KATHI: I have to admit the workshops started before the book. However, I realize that since I wrote the book and had it published, the context and tone of the workshops has changed entirely. Writing this book has changed my life. After my youngest brother died in 1995, we had another 12 family losses and 6 of our best friends pass away in eight years. My two older brothers passed away two years later three months apart as well. It literally sent me to my knees. (I can well imagine!)
Two years ago, I picked up the book again, and began re-writing. I had an epiphany one morning during meditation that totally changed the direction of the book.
I will be writing more books. As a matter of fact, I have three titles in front of me to work on. My readers are asking when the next book is coming out, so I guess that means I had better keep my nose to the grindstone and keep working on them.
I have been really busy with the promotion of this book. Having self-published through Balboa Press, I find that much of the work is my responsibility. I’m sure it would be easier if I had a publisher that took care of all of that work for me, but right now I am arranging my own book signings and speaking engagements, etc. It keeps me pretty busy.
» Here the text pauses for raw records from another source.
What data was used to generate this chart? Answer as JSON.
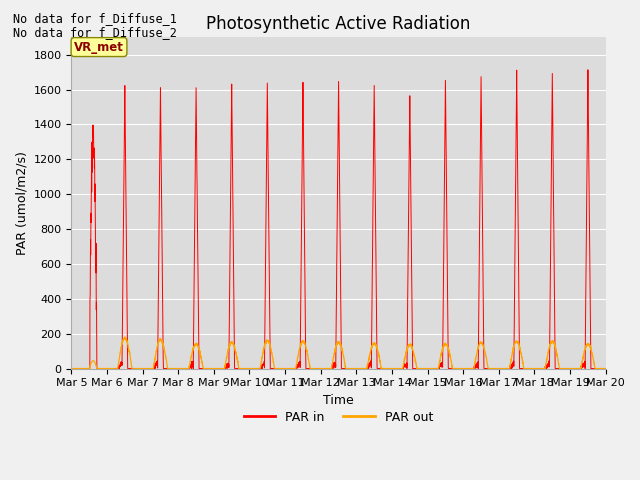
{
  "title": "Photosynthetic Active Radiation",
  "ylabel": "PAR (umol/m2/s)",
  "xlabel": "Time",
  "annotations_top_left": [
    "No data for f_Diffuse_1",
    "No data for f_Diffuse_2"
  ],
  "legend_label1": "PAR in",
  "legend_label2": "PAR out",
  "color_par_in": "#ff0000",
  "color_par_out": "#ffa500",
  "plot_bg_color": "#dcdcdc",
  "vr_met_box_color": "#ffff99",
  "vr_met_text_color": "#8b0000",
  "ylim": [
    0,
    1900
  ],
  "yticks": [
    0,
    200,
    400,
    600,
    800,
    1000,
    1200,
    1400,
    1600,
    1800
  ],
  "n_days": 15,
  "start_day": 5,
  "peaks_in": [
    1330,
    1620,
    1610,
    1600,
    1630,
    1630,
    1650,
    1650,
    1630,
    1570,
    1660,
    1680,
    1700,
    1700,
    1700
  ],
  "peaks_out": [
    90,
    175,
    165,
    140,
    150,
    160,
    155,
    150,
    145,
    135,
    140,
    148,
    155,
    155,
    140
  ],
  "title_fontsize": 12,
  "axis_fontsize": 9,
  "tick_fontsize": 8
}
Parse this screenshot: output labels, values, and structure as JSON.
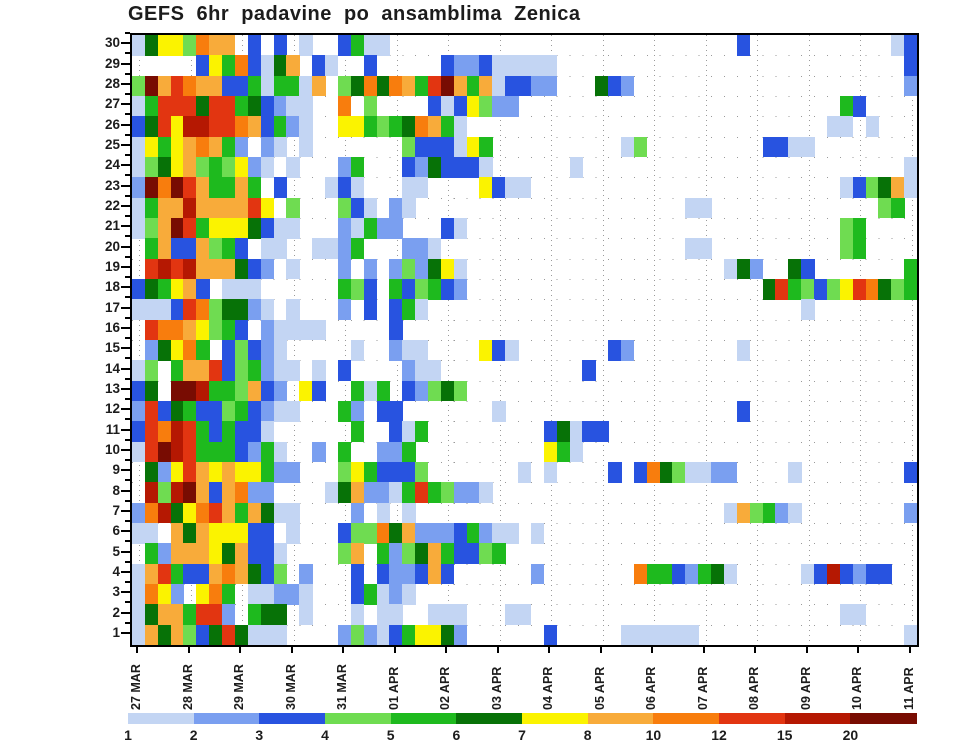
{
  "title": "GEFS 6hr padavine po ansamblima Zenica",
  "y_axis": {
    "labels": [
      "30",
      "29",
      "28",
      "27",
      "26",
      "25",
      "24",
      "23",
      "22",
      "21",
      "20",
      "19",
      "18",
      "17",
      "16",
      "15",
      "14",
      "13",
      "12",
      "11",
      "10",
      "9",
      "8",
      "7",
      "6",
      "5",
      "4",
      "3",
      "2",
      "1"
    ]
  },
  "x_axis": {
    "labels": [
      "27 MAR",
      "28 MAR",
      "29 MAR",
      "30 MAR",
      "31 MAR",
      "01 APR",
      "02 APR",
      "03 APR",
      "04 APR",
      "05 APR",
      "06 APR",
      "07 APR",
      "08 APR",
      "09 APR",
      "10 APR",
      "11 APR"
    ]
  },
  "colorbar": {
    "tick_labels": [
      "1",
      "2",
      "3",
      "4",
      "5",
      "6",
      "7",
      "8",
      "10",
      "12",
      "15",
      "20"
    ],
    "colors": [
      "#c3d5f3",
      "#7a9ff0",
      "#2853e0",
      "#6fdc51",
      "#1eba1e",
      "#077207",
      "#fbf300",
      "#f8ab3a",
      "#f87d0d",
      "#e23511",
      "#b51802",
      "#780c02"
    ]
  },
  "chart_data": {
    "type": "heatmap",
    "title": "GEFS 6hr padavine po ansamblima Zenica",
    "x_days": [
      "27 MAR",
      "28 MAR",
      "29 MAR",
      "30 MAR",
      "31 MAR",
      "01 APR",
      "02 APR",
      "03 APR",
      "04 APR",
      "05 APR",
      "06 APR",
      "07 APR",
      "08 APR",
      "09 APR",
      "10 APR",
      "11 APR"
    ],
    "x_steps_per_day": 4,
    "n_columns": 61,
    "y_categories_top_to_bottom": [
      "30",
      "29",
      "28",
      "27",
      "26",
      "25",
      "24",
      "23",
      "22",
      "21",
      "20",
      "19",
      "18",
      "17",
      "16",
      "15",
      "14",
      "13",
      "12",
      "11",
      "10",
      "9",
      "8",
      "7",
      "6",
      "5",
      "4",
      "3",
      "2",
      "1"
    ],
    "value_thresholds_mm": [
      1,
      2,
      3,
      4,
      5,
      6,
      7,
      8,
      10,
      12,
      15,
      20
    ],
    "palette": {
      "a": "#c3d5f3",
      "b": "#7a9ff0",
      "c": "#2853e0",
      "d": "#6fdc51",
      "e": "#1eba1e",
      "f": "#077207",
      "g": "#fbf300",
      "h": "#f8ab3a",
      "i": "#f87d0d",
      "j": "#e23511",
      "k": "#b51802",
      "l": "#780c02"
    },
    "palette_ranges_mm": {
      "a": "1-2",
      "b": "2-3",
      "c": "3-4",
      "d": "4-5",
      "e": "5-6",
      "f": "6-7",
      "g": "7-8",
      "h": "8-10",
      "i": "10-12",
      "j": "12-15",
      "k": "15-20",
      "l": ">20"
    },
    "no_rain_symbol": ".",
    "grid_rows_top_to_bottom": [
      "afggdihh.c.c.a..ceaa...........................c...........ac",
      ".....cgeicafh.ca..c.....cbbcaaaaa...........................c",
      "dlhjihhcceaeeah.dfifihejlhehaccbb...fcb.....................b",
      "aejjjfjjefcbaa..i.d....cacgdbb.........................ec....",
      "cfjgkkjjihceba..ggedefihea............................aa.a...",
      "ageghiheb.ba.a.......dcccage..........ad.........ccaa........",
      "adfghdedgba.a...be...cbfccca......a.........................a",
      "bliljheehe.c...aca...aa....gcaa........................acdfha",
      "aehhkhhhhjg.d...dca.ba.....................aa.............de.",
      "adhljegggfcaa...baebb...ca.............................de....",
      ".ehcchdec.aa..aabe...bba...................aa..........de....",
      ".jkjkhhhfcb.a...b.b.bdbfga....................afb..fc.......e",
      "cfeghc.aaa......edc.ecdecb.......................fjedcdgjifde",
      "aaacjidffba.a...b.c.cea.............................a........",
      ".jiihgdec.baaaa.....c........................................",
      ".bfgie.cdcba.....a..baa....gca.......cb........a.............",
      "ad.ehhjcdebaa.a.c....baa...........c.........................",
      "cf.llkeedhcb.gc..eae.cbdfd...................................",
      "bjcfeccdecbaa...eb.cc.......a..................c.............",
      "cjikjececca......e..cae.........cfacc........................",
      "ajlkjeeecbea..b.e..bbe..........gea..........................",
      ".fbgjhghggebb...dgecccd.......a.a....c.cifdaabb....a........c",
      ".kdklhchibb....afhbbaejedbba.................................",
      "bikfgijhehfaa....b.a.a........................ahdeba........b",
      "aa.hfhgggcc.a...cddifhbbbcebaa.a.............................",
      ".ebhhhgfhcca....dh.ebdfheccde................................",
      "ahjecchihfcd.b...c.cbbchc......b.......ieecbefa.....ackcbcc..",
      "aigb.gie.aabba...ceaba.......................................",
      "afhhejjb.eff.a...a.aa..aaa...aa........................aa....",
      "ahfhdcfjfaaa....bdbaceggfb......c.....aaaaaa................a"
    ]
  }
}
(Actually, unless you get signed with a big publisher, you’re still likely to have to do a lot of your own marketing. Writers rarely catch a break.)
ME: Finally, please describe your writing space or office, and list the five things in it that make it unique to you. (And I have to have a picture of it.)
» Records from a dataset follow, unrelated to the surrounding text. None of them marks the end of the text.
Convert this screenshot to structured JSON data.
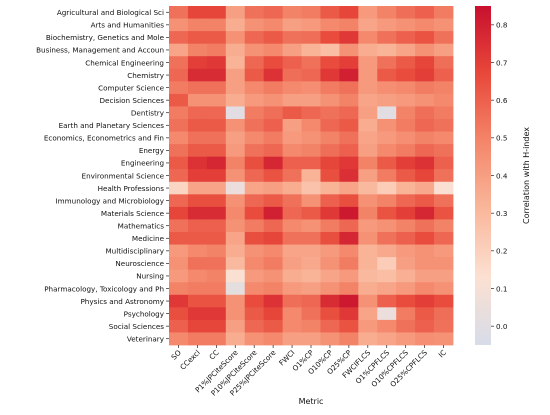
{
  "chart_data": {
    "type": "heatmap",
    "title": "",
    "xlabel": "Metric",
    "colorbar_label": "Correlation with H-index",
    "value_range": [
      -0.05,
      0.85
    ],
    "colorbar_ticks": [
      0.0,
      0.1,
      0.2,
      0.3,
      0.4,
      0.5,
      0.6,
      0.7,
      0.8
    ],
    "colorbar_tick_labels": [
      "0.0",
      "0.1",
      "0.2",
      "0.3",
      "0.4",
      "0.5",
      "0.6",
      "0.7",
      "0.8"
    ],
    "colormap": [
      "#d7dce8",
      "#fce0d2",
      "#f9b79b",
      "#f4866a",
      "#e8483a",
      "#c8102e"
    ],
    "columns": [
      "SO",
      "CCexcl",
      "CC",
      "P1%JPCiteScore",
      "P10%JPCiteScore",
      "P25%JPCiteScore",
      "FWCI",
      "O1%CP",
      "O10%CP",
      "O25%CP",
      "FWCIFLCS",
      "O1%CPFLCS",
      "O10%CPFLCS",
      "O25%CPFLCS",
      "IC"
    ],
    "rows": [
      "Agricultural and Biological Sci",
      "Arts and Humanities",
      "Biochemistry, Genetics and Mole",
      "Business, Management and Accoun",
      "Chemical Engineering",
      "Chemistry",
      "Computer Science",
      "Decision Sciences",
      "Dentistry",
      "Earth and Planetary Sciences",
      "Economics, Econometrics and Fin",
      "Energy",
      "Engineering",
      "Environmental Science",
      "Health Professions",
      "Immunology and Microbiology",
      "Materials Science",
      "Mathematics",
      "Medicine",
      "Multidisciplinary",
      "Neuroscience",
      "Nursing",
      "Pharmacology, Toxicology and Ph",
      "Physics and Astronomy",
      "Psychology",
      "Social Sciences",
      "Veterinary"
    ],
    "values": [
      [
        0.55,
        0.68,
        0.68,
        0.4,
        0.55,
        0.58,
        0.5,
        0.52,
        0.62,
        0.68,
        0.42,
        0.5,
        0.56,
        0.6,
        0.52
      ],
      [
        0.45,
        0.5,
        0.5,
        0.35,
        0.45,
        0.48,
        0.4,
        0.42,
        0.48,
        0.5,
        0.38,
        0.42,
        0.45,
        0.48,
        0.45
      ],
      [
        0.58,
        0.62,
        0.62,
        0.45,
        0.58,
        0.62,
        0.55,
        0.56,
        0.66,
        0.72,
        0.48,
        0.55,
        0.6,
        0.64,
        0.55
      ],
      [
        0.38,
        0.5,
        0.52,
        0.35,
        0.45,
        0.48,
        0.4,
        0.32,
        0.28,
        0.45,
        0.35,
        0.32,
        0.38,
        0.45,
        0.4
      ],
      [
        0.55,
        0.7,
        0.72,
        0.32,
        0.58,
        0.66,
        0.6,
        0.55,
        0.66,
        0.7,
        0.42,
        0.55,
        0.62,
        0.68,
        0.56
      ],
      [
        0.58,
        0.76,
        0.76,
        0.4,
        0.62,
        0.74,
        0.56,
        0.58,
        0.72,
        0.8,
        0.42,
        0.62,
        0.66,
        0.7,
        0.6
      ],
      [
        0.52,
        0.55,
        0.55,
        0.4,
        0.48,
        0.52,
        0.48,
        0.46,
        0.52,
        0.55,
        0.42,
        0.46,
        0.48,
        0.52,
        0.5
      ],
      [
        0.62,
        0.45,
        0.45,
        0.35,
        0.42,
        0.45,
        0.4,
        0.4,
        0.45,
        0.5,
        0.38,
        0.4,
        0.42,
        0.45,
        0.48
      ],
      [
        0.52,
        0.58,
        0.58,
        0.0,
        0.52,
        0.56,
        0.62,
        0.58,
        0.55,
        0.58,
        0.4,
        0.0,
        0.5,
        0.56,
        0.52
      ],
      [
        0.55,
        0.62,
        0.62,
        0.45,
        0.55,
        0.6,
        0.4,
        0.48,
        0.58,
        0.62,
        0.35,
        0.45,
        0.52,
        0.58,
        0.55
      ],
      [
        0.48,
        0.55,
        0.55,
        0.4,
        0.48,
        0.52,
        0.42,
        0.45,
        0.5,
        0.55,
        0.38,
        0.42,
        0.46,
        0.5,
        0.48
      ],
      [
        0.55,
        0.62,
        0.62,
        0.42,
        0.55,
        0.58,
        0.48,
        0.5,
        0.56,
        0.6,
        0.4,
        0.48,
        0.52,
        0.58,
        0.55
      ],
      [
        0.62,
        0.74,
        0.78,
        0.5,
        0.65,
        0.78,
        0.6,
        0.6,
        0.68,
        0.72,
        0.5,
        0.62,
        0.7,
        0.74,
        0.6
      ],
      [
        0.58,
        0.7,
        0.7,
        0.45,
        0.58,
        0.64,
        0.55,
        0.32,
        0.65,
        0.75,
        0.4,
        0.52,
        0.62,
        0.68,
        0.55
      ],
      [
        0.18,
        0.38,
        0.38,
        0.05,
        0.38,
        0.4,
        0.35,
        0.26,
        0.32,
        0.38,
        0.3,
        0.22,
        0.32,
        0.36,
        0.12
      ],
      [
        0.58,
        0.65,
        0.65,
        0.45,
        0.58,
        0.62,
        0.55,
        0.45,
        0.6,
        0.65,
        0.45,
        0.5,
        0.58,
        0.62,
        0.55
      ],
      [
        0.68,
        0.76,
        0.76,
        0.48,
        0.66,
        0.8,
        0.58,
        0.62,
        0.72,
        0.82,
        0.5,
        0.64,
        0.7,
        0.78,
        0.64
      ],
      [
        0.55,
        0.6,
        0.6,
        0.45,
        0.52,
        0.58,
        0.48,
        0.45,
        0.52,
        0.58,
        0.42,
        0.45,
        0.5,
        0.55,
        0.5
      ],
      [
        0.62,
        0.62,
        0.62,
        0.38,
        0.65,
        0.68,
        0.55,
        0.55,
        0.65,
        0.78,
        0.45,
        0.55,
        0.6,
        0.66,
        0.58
      ],
      [
        0.42,
        0.48,
        0.5,
        0.35,
        0.45,
        0.48,
        0.38,
        0.38,
        0.42,
        0.48,
        0.32,
        0.36,
        0.42,
        0.45,
        0.42
      ],
      [
        0.45,
        0.55,
        0.55,
        0.3,
        0.48,
        0.52,
        0.4,
        0.36,
        0.45,
        0.52,
        0.32,
        0.22,
        0.4,
        0.45,
        0.45
      ],
      [
        0.42,
        0.48,
        0.5,
        0.12,
        0.42,
        0.45,
        0.35,
        0.32,
        0.38,
        0.42,
        0.3,
        0.28,
        0.34,
        0.4,
        0.4
      ],
      [
        0.5,
        0.52,
        0.52,
        0.02,
        0.48,
        0.5,
        0.42,
        0.4,
        0.45,
        0.5,
        0.35,
        0.38,
        0.42,
        0.48,
        0.45
      ],
      [
        0.72,
        0.64,
        0.64,
        0.45,
        0.66,
        0.74,
        0.56,
        0.58,
        0.76,
        0.82,
        0.45,
        0.6,
        0.66,
        0.7,
        0.66
      ],
      [
        0.65,
        0.72,
        0.72,
        0.45,
        0.62,
        0.68,
        0.48,
        0.55,
        0.65,
        0.72,
        0.38,
        0.05,
        0.52,
        0.62,
        0.56
      ],
      [
        0.6,
        0.68,
        0.68,
        0.4,
        0.58,
        0.62,
        0.48,
        0.5,
        0.58,
        0.64,
        0.42,
        0.48,
        0.55,
        0.6,
        0.55
      ],
      [
        0.48,
        0.52,
        0.52,
        0.35,
        0.45,
        0.48,
        0.4,
        0.4,
        0.45,
        0.5,
        0.35,
        0.38,
        0.42,
        0.46,
        0.45
      ]
    ]
  }
}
KATHI: I have a beautiful office! My husband hung a chandelier in it because he said every queen has to have a chandelier. It has my favorite colors on the walls, a muted purple and a purplish taupe. I like lots of light in my work place. I want cheerful and warm but serene at the same time! I have light colored plush carpet on the floor. AND I have a cross stitched sign on my desk that says “SHHH – I’m talking to God!”
I also play beautiful soothing music when I write. It helps me go within to that space where all inspiration is found.
My space is bright and cheerful, and the walls are lined with bookcases filled with books. Most of my books are spiritual, self-help and motivational works. I have angels, pictures of my kids, grandkids, and friends around me, and a photo of my husband on my desk. He changed my life and is my life!